Pharmacogenetics in psychiatry is currently gaining momentum. The efficiency of antipsychotic therapy is often limited by the lack of response and the presence of side effects. Pharmacogenetic variation is probably one of the causative factors for the observed interindividual differences in the response to and the side effects of antipsychotics, which could be addressed and whose negative effects could be avoided or mitigated.

The present study aimed to conduct a comprehensive analysis of the frequency of DRD2 rs1799732, COMT rs4680, MC4R rs489693, and HTR2C rs3813929 in Bulgarian psychiatric patients.

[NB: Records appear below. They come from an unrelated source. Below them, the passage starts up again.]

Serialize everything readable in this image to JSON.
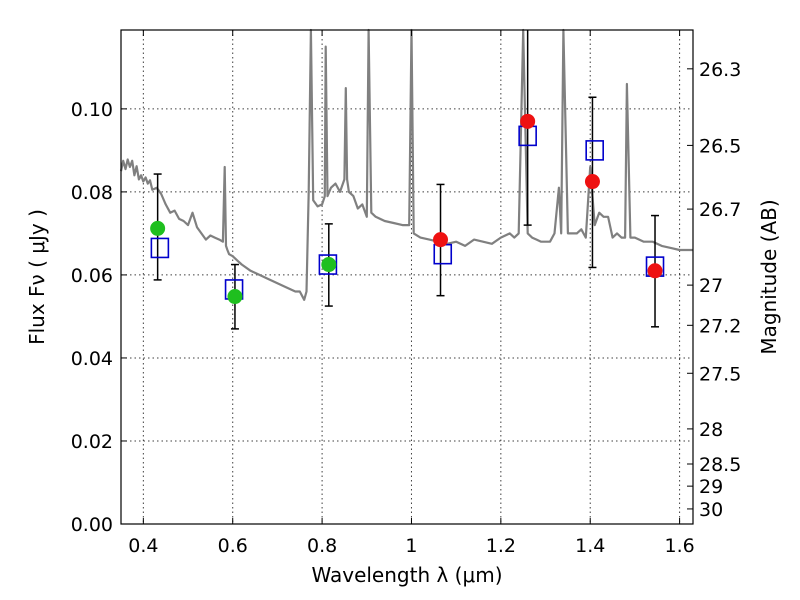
{
  "chart_data": {
    "type": "scatter",
    "title": "",
    "xlabel": "Wavelength  λ (μm)",
    "ylabel": "Flux  Fν  ( μJy )",
    "y2label": "Magnitude (AB)",
    "xlim": [
      0.35,
      1.63
    ],
    "ylim": [
      0.0,
      0.119
    ],
    "grid": true,
    "x_ticks": [
      0.4,
      0.6,
      0.8,
      1.0,
      1.2,
      1.4,
      1.6
    ],
    "x_tick_labels": [
      "0.4",
      "0.6",
      "0.8",
      "1",
      "1.2",
      "1.4",
      "1.6"
    ],
    "y_ticks": [
      0.0,
      0.02,
      0.04,
      0.06,
      0.08,
      0.1
    ],
    "y_tick_labels": [
      "0.00",
      "0.02",
      "0.04",
      "0.06",
      "0.08",
      "0.10"
    ],
    "y2_ticks": [
      "26.3",
      "26.5",
      "26.7",
      "27",
      "27.2",
      "27.5",
      "28",
      "28.5",
      "29",
      "30"
    ],
    "series": [
      {
        "name": "",
        "kind": "model_spectrum",
        "color": "#808080",
        "x": [
          0.35,
          0.355,
          0.36,
          0.365,
          0.37,
          0.375,
          0.38,
          0.385,
          0.39,
          0.395,
          0.4,
          0.405,
          0.41,
          0.415,
          0.42,
          0.43,
          0.44,
          0.45,
          0.46,
          0.47,
          0.48,
          0.49,
          0.5,
          0.51,
          0.52,
          0.53,
          0.54,
          0.55,
          0.56,
          0.57,
          0.578,
          0.582,
          0.585,
          0.588,
          0.592,
          0.6,
          0.61,
          0.62,
          0.64,
          0.66,
          0.68,
          0.7,
          0.72,
          0.74,
          0.75,
          0.76,
          0.765,
          0.77,
          0.775,
          0.78,
          0.79,
          0.8,
          0.806,
          0.808,
          0.812,
          0.816,
          0.82,
          0.83,
          0.84,
          0.85,
          0.853,
          0.856,
          0.86,
          0.87,
          0.88,
          0.89,
          0.9,
          0.904,
          0.91,
          0.92,
          0.94,
          0.96,
          0.98,
          0.995,
          1.0,
          1.005,
          1.02,
          1.04,
          1.06,
          1.08,
          1.1,
          1.12,
          1.14,
          1.16,
          1.18,
          1.2,
          1.22,
          1.23,
          1.24,
          1.25,
          1.26,
          1.27,
          1.28,
          1.29,
          1.3,
          1.31,
          1.32,
          1.33,
          1.335,
          1.34,
          1.35,
          1.36,
          1.37,
          1.38,
          1.39,
          1.4,
          1.41,
          1.42,
          1.43,
          1.44,
          1.45,
          1.46,
          1.47,
          1.478,
          1.482,
          1.49,
          1.5,
          1.52,
          1.54,
          1.56,
          1.58,
          1.6,
          1.63
        ],
        "y": [
          0.085,
          0.0875,
          0.0855,
          0.0878,
          0.086,
          0.0875,
          0.084,
          0.0862,
          0.083,
          0.084,
          0.0825,
          0.0835,
          0.082,
          0.0828,
          0.0805,
          0.081,
          0.0795,
          0.077,
          0.075,
          0.0755,
          0.0735,
          0.073,
          0.072,
          0.075,
          0.0715,
          0.07,
          0.0685,
          0.0695,
          0.069,
          0.0685,
          0.068,
          0.086,
          0.067,
          0.066,
          0.065,
          0.0645,
          0.0635,
          0.0625,
          0.061,
          0.06,
          0.059,
          0.058,
          0.057,
          0.056,
          0.056,
          0.054,
          0.056,
          0.08,
          0.119,
          0.078,
          0.0765,
          0.077,
          0.079,
          0.115,
          0.079,
          0.08,
          0.081,
          0.082,
          0.08,
          0.083,
          0.105,
          0.083,
          0.08,
          0.079,
          0.076,
          0.077,
          0.074,
          0.119,
          0.075,
          0.074,
          0.073,
          0.0725,
          0.072,
          0.072,
          0.119,
          0.07,
          0.069,
          0.0685,
          0.068,
          0.0675,
          0.068,
          0.067,
          0.0685,
          0.068,
          0.0675,
          0.069,
          0.07,
          0.069,
          0.07,
          0.119,
          0.07,
          0.069,
          0.0685,
          0.068,
          0.068,
          0.068,
          0.07,
          0.081,
          0.07,
          0.119,
          0.07,
          0.07,
          0.07,
          0.071,
          0.069,
          0.086,
          0.072,
          0.075,
          0.074,
          0.074,
          0.069,
          0.07,
          0.069,
          0.069,
          0.106,
          0.069,
          0.069,
          0.068,
          0.068,
          0.067,
          0.0665,
          0.066,
          0.066
        ]
      },
      {
        "name": "",
        "kind": "observed_green",
        "color": "#1fbf1f",
        "x": [
          0.432,
          0.605,
          0.815
        ],
        "y": [
          0.0712,
          0.0548,
          0.0625
        ],
        "err_low": [
          0.0588,
          0.047,
          0.0525
        ],
        "err_high": [
          0.0843,
          0.0625,
          0.0723
        ]
      },
      {
        "name": "",
        "kind": "observed_red",
        "color": "#ee1111",
        "x": [
          1.065,
          1.26,
          1.405,
          1.545
        ],
        "y": [
          0.0685,
          0.097,
          0.0825,
          0.061
        ],
        "err_low": [
          0.055,
          0.072,
          0.0618,
          0.0475
        ],
        "err_high": [
          0.0818,
          0.119,
          0.1028,
          0.0743
        ]
      },
      {
        "name": "",
        "kind": "model_photometry",
        "color": "#0000cc",
        "x": [
          0.437,
          0.603,
          0.813,
          1.07,
          1.26,
          1.41,
          1.545
        ],
        "y": [
          0.0665,
          0.0565,
          0.0625,
          0.065,
          0.0935,
          0.09,
          0.062
        ]
      }
    ]
  }
}
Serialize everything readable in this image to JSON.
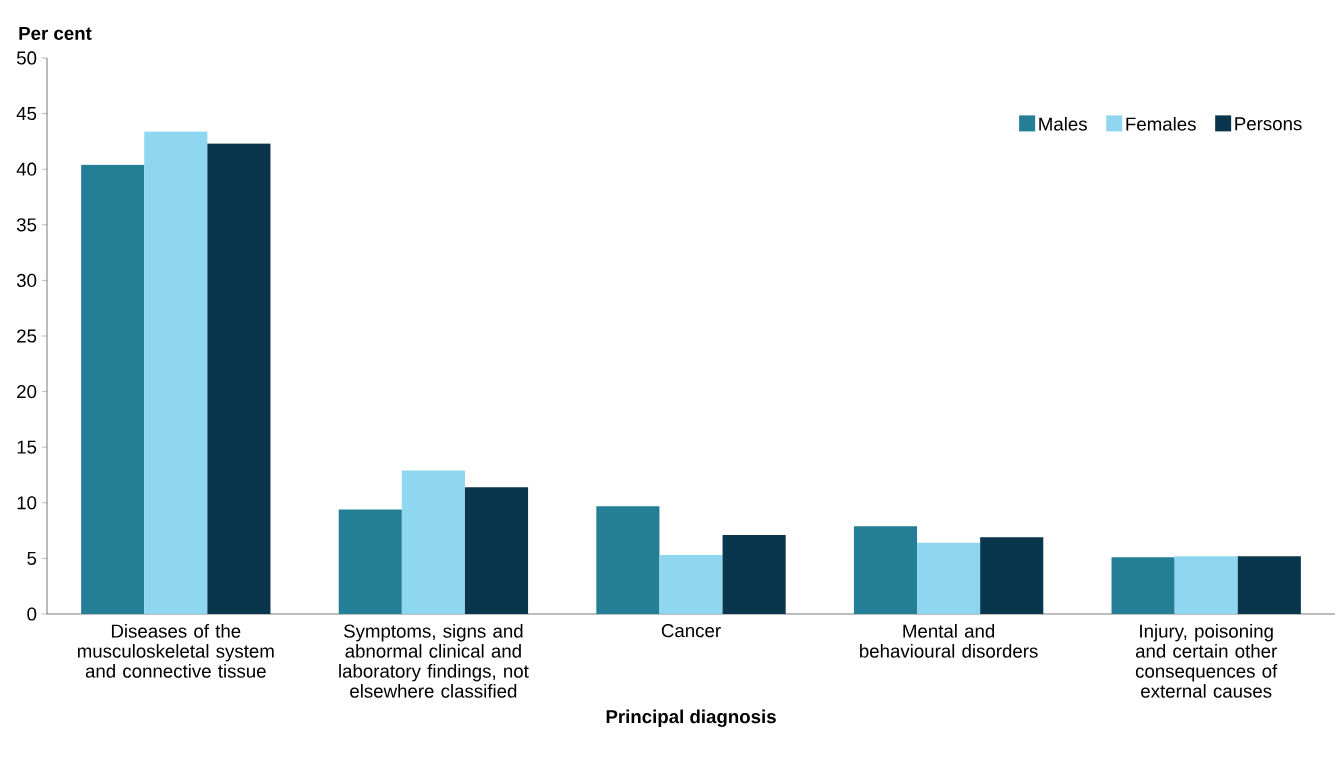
{
  "chart_data": {
    "type": "bar",
    "xlabel": "Principal diagnosis",
    "ylabel": "Per cent",
    "categories": [
      "Diseases of the musculoskeletal system and connective tissue",
      "Symptoms, signs and abnormal clinical and laboratory findings, not elsewhere classified",
      "Cancer",
      "Mental and behavioural disorders",
      "Injury, poisoning and certain other consequences of external causes"
    ],
    "series": [
      {
        "name": "Males",
        "color": "#237e96",
        "values": [
          40.4,
          9.4,
          9.7,
          7.9,
          5.1
        ]
      },
      {
        "name": "Females",
        "color": "#8fd6f0",
        "values": [
          43.4,
          12.9,
          5.3,
          6.4,
          5.2
        ]
      },
      {
        "name": "Persons",
        "color": "#0a364d",
        "values": [
          42.3,
          11.4,
          7.1,
          6.9,
          5.2
        ]
      }
    ],
    "ylim": [
      0,
      50
    ],
    "yticks": [
      0,
      5,
      10,
      15,
      20,
      25,
      30,
      35,
      40,
      45,
      50
    ],
    "legend": "top right"
  }
}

The frequency of genotypes and the alleles of variants DRD2 rs1799732, COMT rs4680, MC4R rs489693, and HTR2C rs3813929 were studied in a cohort of 515 Bulgarian psychiatric patients using the polymerase chain reaction (PCR) method.

We found no significant difference between our cohort and the dataset of the 1000 Genomes Project. Moreover, we found that 433 out of 515 patients carried at least one, and 191 out of 515 carried at least two variants which, based on multiple scientific sources with consistent findings, could potentially alter the expected response rate, time to respond and/or risk of side effects to antipsychotic medications.

Considering the consistent data about the frequency of these pharmacogenetic variants, testing these genetic variants may prove useful in clinical practice. Further studies regarding the clinical interpretation and frequency distribution in larger cohorts and different populations are warranted.